Indeed, this film is astonishingly beautiful, in a pure visual sense. Colours pop, the stylised elements of the film are gorgeous (the rumble beneath the highway interchange is starkly lit and utterly beautiful), and the use of focus, while more often flatter than a squashed jackrabbit, is cleverly done when needed. The moment Maria and Tony glimpse each other across the dance floor, Wise uses a pinhole focus method that establishes the “tunnel vision” motif for the young lovers’ at-first-sight bond, and it’s just great. Daniel Fapp rightly won an Oscar for his lensing on this film. His use of shadows in the “Officer Krupke” number, as well as the sequences where Tony and Maria meet on the balcony of her tenement building, are just sublime, while the grim streets of New York City circa 1960 have never felt more alienating and grey. Drab, even. Yes, West Side Story is a visual cineast’s delight.

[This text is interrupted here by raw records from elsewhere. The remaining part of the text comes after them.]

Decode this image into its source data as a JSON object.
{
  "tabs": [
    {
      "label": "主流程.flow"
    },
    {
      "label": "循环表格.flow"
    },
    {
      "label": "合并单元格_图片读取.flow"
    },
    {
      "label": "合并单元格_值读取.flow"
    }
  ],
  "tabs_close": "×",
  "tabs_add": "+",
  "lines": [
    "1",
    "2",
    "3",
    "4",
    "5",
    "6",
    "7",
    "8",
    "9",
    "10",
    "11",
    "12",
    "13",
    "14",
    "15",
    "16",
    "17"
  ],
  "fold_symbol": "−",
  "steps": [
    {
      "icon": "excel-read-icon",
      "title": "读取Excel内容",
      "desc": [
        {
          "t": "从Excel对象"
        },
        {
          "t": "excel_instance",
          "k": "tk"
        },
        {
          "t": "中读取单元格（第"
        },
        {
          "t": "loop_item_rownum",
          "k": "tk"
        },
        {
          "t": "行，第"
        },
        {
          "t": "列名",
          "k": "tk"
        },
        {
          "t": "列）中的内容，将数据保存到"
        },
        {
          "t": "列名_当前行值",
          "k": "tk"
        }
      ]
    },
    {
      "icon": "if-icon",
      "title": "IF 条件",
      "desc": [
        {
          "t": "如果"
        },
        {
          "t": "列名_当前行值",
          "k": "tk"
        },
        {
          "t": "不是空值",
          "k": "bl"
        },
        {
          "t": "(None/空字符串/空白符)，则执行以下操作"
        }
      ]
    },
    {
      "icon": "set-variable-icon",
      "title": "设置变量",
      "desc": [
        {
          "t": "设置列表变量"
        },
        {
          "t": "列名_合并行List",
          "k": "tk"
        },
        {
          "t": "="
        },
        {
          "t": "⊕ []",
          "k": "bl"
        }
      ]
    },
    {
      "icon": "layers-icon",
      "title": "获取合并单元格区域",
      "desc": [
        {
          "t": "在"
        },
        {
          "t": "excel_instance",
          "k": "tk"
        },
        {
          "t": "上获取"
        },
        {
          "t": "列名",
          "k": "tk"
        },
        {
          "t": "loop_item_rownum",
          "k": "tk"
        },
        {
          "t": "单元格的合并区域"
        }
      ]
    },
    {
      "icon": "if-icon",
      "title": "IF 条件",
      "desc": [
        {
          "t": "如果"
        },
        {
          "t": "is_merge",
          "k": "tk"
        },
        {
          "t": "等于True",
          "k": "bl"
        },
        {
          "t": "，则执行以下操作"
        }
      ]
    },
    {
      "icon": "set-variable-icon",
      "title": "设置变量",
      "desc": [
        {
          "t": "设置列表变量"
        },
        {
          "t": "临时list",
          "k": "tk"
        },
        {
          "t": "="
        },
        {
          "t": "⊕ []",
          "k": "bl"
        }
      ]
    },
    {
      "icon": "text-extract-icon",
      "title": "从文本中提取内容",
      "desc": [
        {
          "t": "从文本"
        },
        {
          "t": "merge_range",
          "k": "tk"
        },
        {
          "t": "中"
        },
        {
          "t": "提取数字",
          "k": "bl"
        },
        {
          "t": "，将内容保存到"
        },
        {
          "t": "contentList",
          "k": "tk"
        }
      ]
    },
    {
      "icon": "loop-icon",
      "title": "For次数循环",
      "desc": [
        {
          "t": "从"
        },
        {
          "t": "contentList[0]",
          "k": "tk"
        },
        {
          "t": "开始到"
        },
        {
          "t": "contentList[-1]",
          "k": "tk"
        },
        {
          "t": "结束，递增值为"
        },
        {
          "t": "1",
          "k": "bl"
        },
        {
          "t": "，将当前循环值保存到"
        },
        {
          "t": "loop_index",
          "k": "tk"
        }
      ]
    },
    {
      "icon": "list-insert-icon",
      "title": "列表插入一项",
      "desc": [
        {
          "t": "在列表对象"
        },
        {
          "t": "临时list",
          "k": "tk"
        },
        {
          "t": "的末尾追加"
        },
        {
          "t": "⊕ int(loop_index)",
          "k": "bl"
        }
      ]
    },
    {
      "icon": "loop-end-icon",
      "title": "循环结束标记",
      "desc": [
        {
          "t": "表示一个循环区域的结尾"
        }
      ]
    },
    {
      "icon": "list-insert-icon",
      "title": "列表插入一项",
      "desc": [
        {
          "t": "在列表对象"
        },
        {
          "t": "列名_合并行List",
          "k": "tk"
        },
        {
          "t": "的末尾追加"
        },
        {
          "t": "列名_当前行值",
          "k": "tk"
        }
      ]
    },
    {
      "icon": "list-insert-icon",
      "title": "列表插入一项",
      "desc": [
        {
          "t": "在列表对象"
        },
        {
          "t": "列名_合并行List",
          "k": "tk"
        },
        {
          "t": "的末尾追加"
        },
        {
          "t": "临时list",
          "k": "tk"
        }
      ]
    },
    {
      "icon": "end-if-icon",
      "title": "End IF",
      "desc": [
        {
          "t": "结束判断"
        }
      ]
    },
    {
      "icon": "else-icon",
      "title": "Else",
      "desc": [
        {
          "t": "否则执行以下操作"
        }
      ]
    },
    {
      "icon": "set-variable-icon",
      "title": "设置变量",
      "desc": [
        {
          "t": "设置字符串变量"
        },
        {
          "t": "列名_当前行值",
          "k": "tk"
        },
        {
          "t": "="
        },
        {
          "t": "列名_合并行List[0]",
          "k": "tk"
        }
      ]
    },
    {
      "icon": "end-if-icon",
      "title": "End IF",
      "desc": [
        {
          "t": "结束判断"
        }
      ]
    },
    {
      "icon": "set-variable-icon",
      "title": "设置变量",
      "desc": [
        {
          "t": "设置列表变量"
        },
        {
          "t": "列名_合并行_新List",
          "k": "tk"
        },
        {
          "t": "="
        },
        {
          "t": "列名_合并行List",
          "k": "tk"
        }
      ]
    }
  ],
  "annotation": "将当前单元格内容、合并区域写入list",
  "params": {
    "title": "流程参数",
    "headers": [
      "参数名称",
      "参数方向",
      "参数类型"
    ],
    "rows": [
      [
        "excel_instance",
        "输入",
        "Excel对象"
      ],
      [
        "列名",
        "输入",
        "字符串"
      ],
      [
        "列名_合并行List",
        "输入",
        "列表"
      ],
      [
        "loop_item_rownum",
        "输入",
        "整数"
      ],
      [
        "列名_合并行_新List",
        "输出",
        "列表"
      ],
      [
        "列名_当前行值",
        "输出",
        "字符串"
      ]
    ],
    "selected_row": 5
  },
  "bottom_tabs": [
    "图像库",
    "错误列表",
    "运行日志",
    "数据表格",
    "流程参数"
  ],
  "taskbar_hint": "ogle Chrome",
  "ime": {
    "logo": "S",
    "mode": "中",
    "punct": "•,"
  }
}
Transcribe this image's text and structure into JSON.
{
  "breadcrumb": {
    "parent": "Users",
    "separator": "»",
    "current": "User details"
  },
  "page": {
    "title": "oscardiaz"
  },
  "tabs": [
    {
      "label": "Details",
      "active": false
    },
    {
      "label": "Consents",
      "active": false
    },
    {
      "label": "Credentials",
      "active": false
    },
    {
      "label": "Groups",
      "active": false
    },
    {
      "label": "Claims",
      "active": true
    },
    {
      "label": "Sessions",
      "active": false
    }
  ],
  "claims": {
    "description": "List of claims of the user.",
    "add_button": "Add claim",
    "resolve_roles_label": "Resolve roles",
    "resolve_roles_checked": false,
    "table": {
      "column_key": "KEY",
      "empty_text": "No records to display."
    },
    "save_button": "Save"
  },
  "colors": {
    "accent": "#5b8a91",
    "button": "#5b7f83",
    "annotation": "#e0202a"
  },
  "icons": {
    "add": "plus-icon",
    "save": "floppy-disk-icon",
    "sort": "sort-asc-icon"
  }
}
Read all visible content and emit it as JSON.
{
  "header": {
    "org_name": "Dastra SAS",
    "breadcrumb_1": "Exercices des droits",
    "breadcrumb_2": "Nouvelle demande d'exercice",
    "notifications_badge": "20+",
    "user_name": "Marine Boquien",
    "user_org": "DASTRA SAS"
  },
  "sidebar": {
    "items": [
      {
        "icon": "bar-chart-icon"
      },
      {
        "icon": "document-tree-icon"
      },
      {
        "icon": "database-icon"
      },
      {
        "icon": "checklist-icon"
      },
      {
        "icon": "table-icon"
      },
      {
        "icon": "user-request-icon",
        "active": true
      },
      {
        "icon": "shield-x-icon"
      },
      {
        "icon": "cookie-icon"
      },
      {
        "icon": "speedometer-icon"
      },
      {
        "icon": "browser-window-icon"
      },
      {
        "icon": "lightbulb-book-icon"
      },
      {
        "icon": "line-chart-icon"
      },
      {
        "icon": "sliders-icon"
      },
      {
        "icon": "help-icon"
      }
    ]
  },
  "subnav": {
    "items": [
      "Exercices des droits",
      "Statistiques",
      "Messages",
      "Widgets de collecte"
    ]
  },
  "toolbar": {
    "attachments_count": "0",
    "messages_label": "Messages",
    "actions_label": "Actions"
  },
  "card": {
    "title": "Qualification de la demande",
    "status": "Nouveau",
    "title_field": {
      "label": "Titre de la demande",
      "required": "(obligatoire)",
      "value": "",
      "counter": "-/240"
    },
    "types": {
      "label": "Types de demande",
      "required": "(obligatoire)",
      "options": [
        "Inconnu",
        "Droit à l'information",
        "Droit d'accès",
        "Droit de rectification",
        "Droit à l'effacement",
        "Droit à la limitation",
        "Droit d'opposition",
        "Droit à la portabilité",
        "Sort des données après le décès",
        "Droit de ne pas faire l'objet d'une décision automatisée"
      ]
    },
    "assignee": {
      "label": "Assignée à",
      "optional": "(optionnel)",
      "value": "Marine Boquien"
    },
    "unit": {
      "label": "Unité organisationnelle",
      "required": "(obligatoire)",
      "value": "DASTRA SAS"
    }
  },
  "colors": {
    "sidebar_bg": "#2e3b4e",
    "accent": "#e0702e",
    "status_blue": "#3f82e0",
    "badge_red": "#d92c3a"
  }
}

However, and this is a big however, West Side Story is a product of its time, and almost a direct transposition of story from stage to screen. The film’s highly stylised sense of dance and musical intertwining, in particular the physical aspects of the story (such as the rumble, and any fight sequence) kinda feel a bit too unnatural, which isn’t a negative as much as an admission that I’m so unaccustomed to this style I found it hard to engage with. New cinema fans may very well find this the case as well – your mileage with Robbins’ choreography and it’s use within the framework of even casual dialogue and action, will vary.
There’s little denying West Side Story is one hell of a great film. Considering the architects behind it, that to be expected. Lyrical, tragic, prescient even now, and perhaps even moreso, West Side Story’s subtext of acceptance and forgiveness (something it takes the two warring gangs three dead bodies to achieve) remains as tantalisingly potent now as then. Led by some solid performances, terrific dance numbers (“America” is still the best) and equally terrific direction, West Side Story is an American classic that truly does deserve the title.